Although meetings have been underway this week to resolve the situation, national PP are reported to be unhappy about the prospect of a candidate under investigation for bribery being put forward for the regional presidency, given the level of discontent nationally about the subject( corruption was the second topic which most worried the Spanish according to this month’s CIS public feedback survey) and the high profile corruption cases which dominate the national media, such as the Caso Bárcenas, Caso Gürtel and Caso Nóos.
Corruption scandals have also been back in the regional news this week, as another ex-regional minister is dragged into the unwelcome public spotlight, called to answer questions about bribery, influence peddling and perversion of justice relating to the vast Novo Carthago development which was to have been built along the shores of the Mar Menor. (economic crisis stalled the construction).

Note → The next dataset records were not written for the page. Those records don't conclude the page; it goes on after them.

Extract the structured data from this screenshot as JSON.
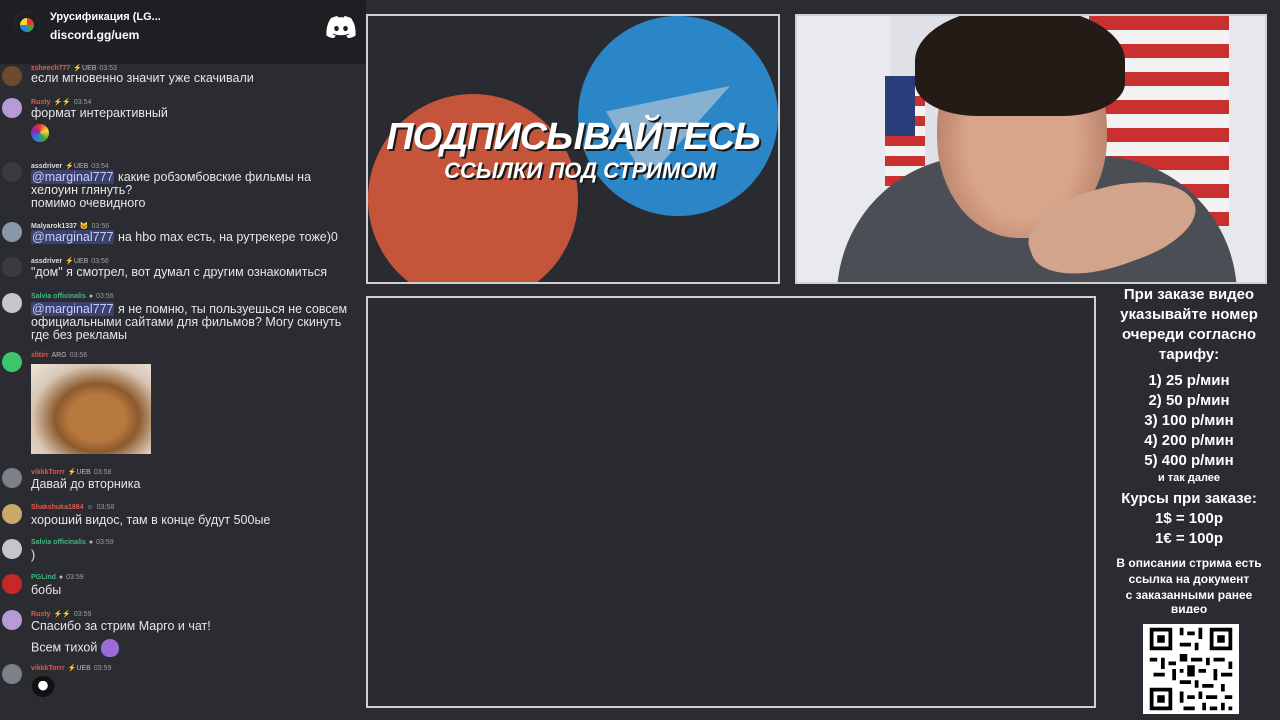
{
  "discord": {
    "server_name": "Урусификация (LG...",
    "invite": "discord.gg/uem",
    "icon": "discord-logo-icon"
  },
  "chat": {
    "messages": [
      {
        "user": "zsheech777",
        "user_color": "#e0584f",
        "badge": "⚡UEB",
        "time": "03:53",
        "lines": [
          "если мгновенно значит уже скачивали"
        ]
      },
      {
        "user": "Rusty",
        "user_color": "#e0584f",
        "badge": "⚡⚡",
        "time": "03:54",
        "lines": [
          "формат интерактивный"
        ],
        "emote": "rainbow-cat-emote"
      },
      {
        "user": "assdriver",
        "user_color": "#dcddde",
        "badge": "⚡UEB",
        "time": "03:54",
        "mention": "@marginal777",
        "lines": [
          " какие робзомбовские фильмы на",
          "хелоуин глянуть?",
          "помимо очевидного"
        ]
      },
      {
        "user": "Malyarok1337",
        "user_color": "#dcddde",
        "badge": "🐱",
        "time": "03:56",
        "mention": "@marginal777",
        "lines": [
          " на hbo max есть, на рутрекере тоже)0"
        ]
      },
      {
        "user": "assdriver",
        "user_color": "#dcddde",
        "badge": "⚡UEB",
        "time": "03:56",
        "lines": [
          "\"дом\" я смотрел, вот думал с другим ознакомиться"
        ]
      },
      {
        "user": "Salvia officinalis",
        "user_color": "#43b581",
        "badge": "●",
        "time": "03:56",
        "mention": "@marginal777",
        "lines": [
          " я не помню, ты пользуешься не совсем",
          "официальными сайтами для фильмов? Могу скинуть",
          "где без рекламы"
        ]
      },
      {
        "user": "slitirr",
        "user_color": "#e0584f",
        "badge": "ARG",
        "time": "03:56",
        "lines": [],
        "image": "kitten-image"
      },
      {
        "user": "vikkkTorrr",
        "user_color": "#e0584f",
        "badge": "⚡UEB",
        "time": "03:58",
        "lines": [
          "Давай до вторника"
        ]
      },
      {
        "user": "Shakshuka1984",
        "user_color": "#e0584f",
        "badge": "☺",
        "time": "03:58",
        "lines": [
          "хороший видос, там в конце будут 500ые"
        ]
      },
      {
        "user": "Salvia officinalis",
        "user_color": "#43b581",
        "badge": "●",
        "time": "03:59",
        "lines": [
          ")"
        ]
      },
      {
        "user": "PGLind",
        "user_color": "#43b581",
        "badge": "●",
        "time": "03:59",
        "lines": [
          "бобы"
        ]
      },
      {
        "user": "Rusty",
        "user_color": "#e0584f",
        "badge": "⚡⚡",
        "time": "03:59",
        "lines": [
          "Спасибо за стрим Марго и чат!",
          "Всем тихой"
        ],
        "emote": "purple-heart-emote"
      },
      {
        "user": "vikkkTorrr",
        "user_color": "#e0584f",
        "badge": "⚡UEB",
        "time": "03:59",
        "lines": [],
        "emote": "bird-emote"
      }
    ]
  },
  "promo": {
    "title": "ПОДПИСЫВАЙТЕСЬ",
    "subtitle": "ССЫЛКИ ПОД СТРИМОМ"
  },
  "info": {
    "order_heading": [
      "При заказе видео",
      "указывайте номер",
      "очереди согласно",
      "тарифу:"
    ],
    "tariffs": [
      "1) 25 р/мин",
      "2) 50 р/мин",
      "3) 100 р/мин",
      "4) 200 р/мин",
      "5) 400 р/мин"
    ],
    "tariffs_more": "и так далее",
    "rates_heading": "Курсы при заказе:",
    "rates": [
      "1$ = 100р",
      "1€ = 100р"
    ],
    "description_note": [
      "В описании стрима есть",
      "ссылка на документ",
      "с заказанными ранее",
      "видео"
    ]
  }
}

Another politician has also been in the limelight, a Jumilla councillor making the national press after dressing up as a statue of the Virgin Mary during the local carnival procession. The outrage became a trending topic on the social networks and resulted in the story appearing in the national papers, much to the fury of local religious leaders who were less than amused.
At the end of last week it was announced nationally that the centimo sanitario, a tax applied to fuel by regional governments had been ruled illegal by the European Court of Human Rights, meaning that all those businesses who use a lot of fuel and can provide tax bills can claim back this extra tax. So if you think you use sufficient fuel to warrant making a claim, get in touch with your accountant and ask, it could well be worth the effort.
Other legislation which came into effect this week was the implementation of the new law relating to the use of olive oil bottles in restaurants. From 1st March, all restaurants MUST use sachets of olive oil or bottles which cannot be refilled on their tables, so if you own a restaurant or bar, make sure you comply, as there are steep fines for those who do not abide by this law.
It’s also important this week to remind readers about the dangers of processionary caterpillars which are now falling from the trees in their thousands, as these can kill dogs or cats and cause serious problems for humans as well, and also to highlight that reports are coming in of increased pollen levels, sparking off the normal spring allergies. The dry weather and wind aren´t helping, so if you start to suffer from dry coughing, sore eyes or respiratory difficulties, go to the doctors, as there are excellent allergy clinics here which can help to minimise the problem.
On the positive side, the north-west of the region now has a major new mains gas pipeline, which was switched on this week, unemployment fell in the region at the end of February and the Santa Lucia hospital in Cartagena has taken delivery of the latest high tech breast cancer screening machine.